OGH 7Nd504/99

OGH7Nd504/9923.3.1999

Der Oberste Gerichtshof hat durch den Senatspräsidenten des Obersten Gerichtshofes Dr. Kropfitsch als Vorsitzenden und durch die Hofräte des Obersten Gerichtshofes Dr. Schalich und Dr. Tittel als weitere Richter in der Pflegschaftssache der mj.
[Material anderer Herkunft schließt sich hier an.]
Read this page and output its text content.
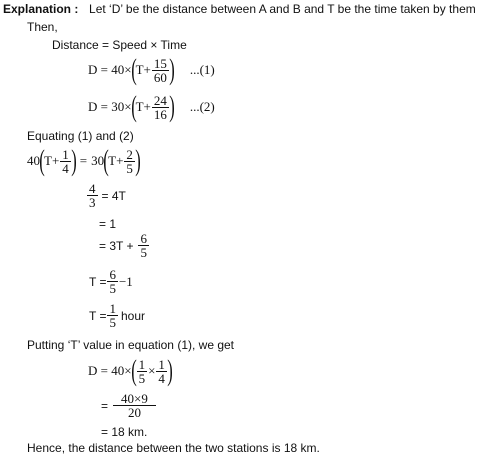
Explanation : Let ‘D’ be the distance between A and B and T be the time taken by them
Then,
Distance = Speed × Time
D = 40× ( $T+ \frac{15}{60}$ ) ...(1)
D = 30× ( $T+ \frac{24}{16}$ ) ...(2)
Equating (1) and (2)
40 ( $T+ \frac{1}{4}$ ) = 30 ( $T+ \frac{2}{5}$ )
$\frac{4}{3} = 4T$
= 1
= $3T + \frac{6}{5}$
$T = \frac{6}{5} -1$
$T = \frac{1}{5}$ hour
Putting ‘T’ value in equation (1), we get
D = 40× ( $\frac{1}{5} \times \frac{1}{4}$ )
= $\frac{40\times 9}{20}$
= 18 km.
Hence, the distance between the two stations is 18 km.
Jasmine Elisabeth S*****, infolge negativen Kompetenzkonfliktes nach § 111 Abs 2 JN den

Beschluß

gefaßt:

 

Spruch:

Die Zuständigkeitsübertragung der Pflegschaftssache vom Bezirksgericht Wels an das Bezirksgericht Aspang wird nicht genehmigt.

Text

Begründung

Das Bezirksgericht Wels übertrug seine Zuständigkeit zur Führung der Pflegschaftssache mit Beschluß vom 18.1.1999 dem Bezirksgericht Aspang mit der Begründung , daß sich die Minderjährige voraussichtlich bis Dezember 1999 einer Langzeittherapie im Rahmen des "Grünen Kreises" in Mönichkirchen unterziehen werde (ON 78).
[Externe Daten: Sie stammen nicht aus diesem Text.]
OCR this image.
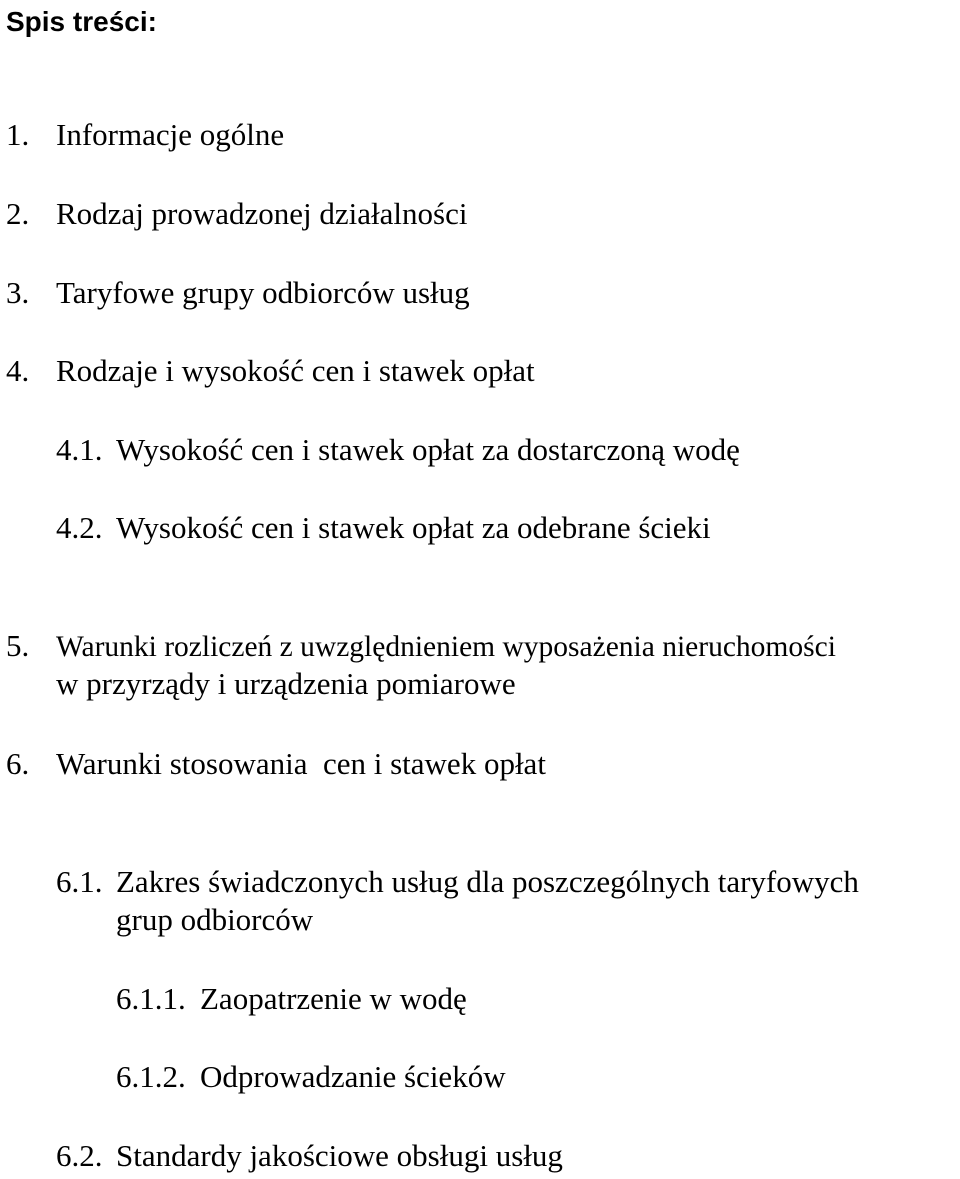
Spis treści:
1. Informacje ogólne
2. Rodzaj prowadzonej działalności
3. Taryfowe grupy odbiorców usług
4. Rodzaje i wysokość cen i stawek opłat
4.1. Wysokość cen i stawek opłat za dostarczoną wodę
4.2. Wysokość cen i stawek opłat za odebrane ścieki
5. Warunki rozliczeń z uwzględnieniem wyposażenia nieruchomości
w przyrządy i urządzenia pomiarowe
6. Warunki stosowania  cen i stawek opłat
6.1. Zakres świadczonych usług dla poszczególnych taryfowych
grup odbiorców
6.1.1. Zaopatrzenie w wodę
6.1.2. Odprowadzanie ścieków
6.2. Standardy jakościowe obsługi usług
Das Bezirksgericht Aspang lehnte die Übernahme der Pflegschaftssache mit der Begründung ab, daß ein Antrag des Onkels der Minderjährigen auf Zuteilung der Obsorge unerledigt geblieben sei (ON 76) und der Akt derzeit nicht übernommen werde.

Rechtliche Beurteilung

Die Übertragung der Pflegschaftssache war gemäß § 111 Abs 2 JN aus folgenden Gründen nicht zu genehmigen:

Bei Beurteilung der Zweckmäßigkeit einer Übertragung der Zuständigkeit nach § 111 JN steht im Vordergrund die Frage, ob im Interesse des Minderjährigen und zur Beförderung der wirksamen Handhabung des pflegschaftsbehördlichen Schutzes eine Übertragung erforderlich erscheint. Ein (örtliches) Naheverhältnis zwischen dem Pflegschaftsgericht und dem Minderjährigen ist in der Regel zweckmäßig und von wesentlicher Bedeutung (vgl Mayr in Rechberger JN § 111 Rz 1 mwN). Verlegt der Minderjährige den Mittelpunkt seiner Lebensführung und seiner wirtschaftlichen Existenz in einen anderen Gerichtssprengel, so kann das Gericht die Zuständigkeit an jenes Gericht übertragen, in dessen Sprengel der neue Lebensmittelpunkt liegt, wo der Betreffende also seinen gewöhnlichen (ständigen) Aufenthalt hat. Grundsätzlich sprechen offene Anträge im allgemeinen nicht gegen eine Zuständigkeitsübertragung, es sei denn, dem übertragenden Gericht käme zur Entscheidung eine besondere Sachkenntnis zu (RIS Justiz RS0047032; 5 Nd 514/98). Sind allerdings aller Voraussicht nach pflegschaftsbehördliche Maßnahmen, die einen speziellen Bezug zum Aufenthaltsort der Minderjährigen haben, nicht erforderlich, so besteht dann - wenn noch eine Entscheidung über einen Antrag aussteht, der stärkere Beziehungen zum bisher mit der Sache befaßten Gericht aufweist (in diesem Falle Obsorgeübertragungsantrag des Onkels der Minderjährigen) - kein Anlaß zur Übertragung dieser Pflegschaftssache an das Bezirksgericht, in dessen Sprengel sich die Minderjährige aufhält (8 Nd 512/89). Im vorliegenden Fall hat das übertragende Gericht zwar noch keine Erhebungen über den Obsorgeantrag des Onkels gepflogen, doch liegen Erhebungsergebnisse der Diplomsozialarbeiterin des Magistrates der Stadt Wels, die die Minderjährige über einen längeren Zeitraum betreute und offensichtlich auch eine Bezugsperson darstellt, vor (ON 75). Besondere Maßnahmen, die einen speziellen Bezug zum derzeitigen Aufenthaltsort der Minderjährigen haben, sind derzeit nicht erkennbar. Bei diesem Sachverhalt kann dahingestellt bleiben, ob der (vorübergehende) Aufenthalt der Minderjährigen im Sprengel des Bezirksgerichtes Aspang bereits dahingehend beurteilt werden kann, daß sie ihren Lebensschwerpunkt in den Sprengel des Gerichtes, an das übertragen werden soll, verlegt hat, weil jedenfalls Zweckmäßigkeitserwägungen dafür sprechen, daß die Pflegschaftssache vom übertragenden Gericht weitergeführt wird.

Die Übertragung der Pflegschaftssache an das Bezirksgericht Aspang war daher nicht zu genehmigen.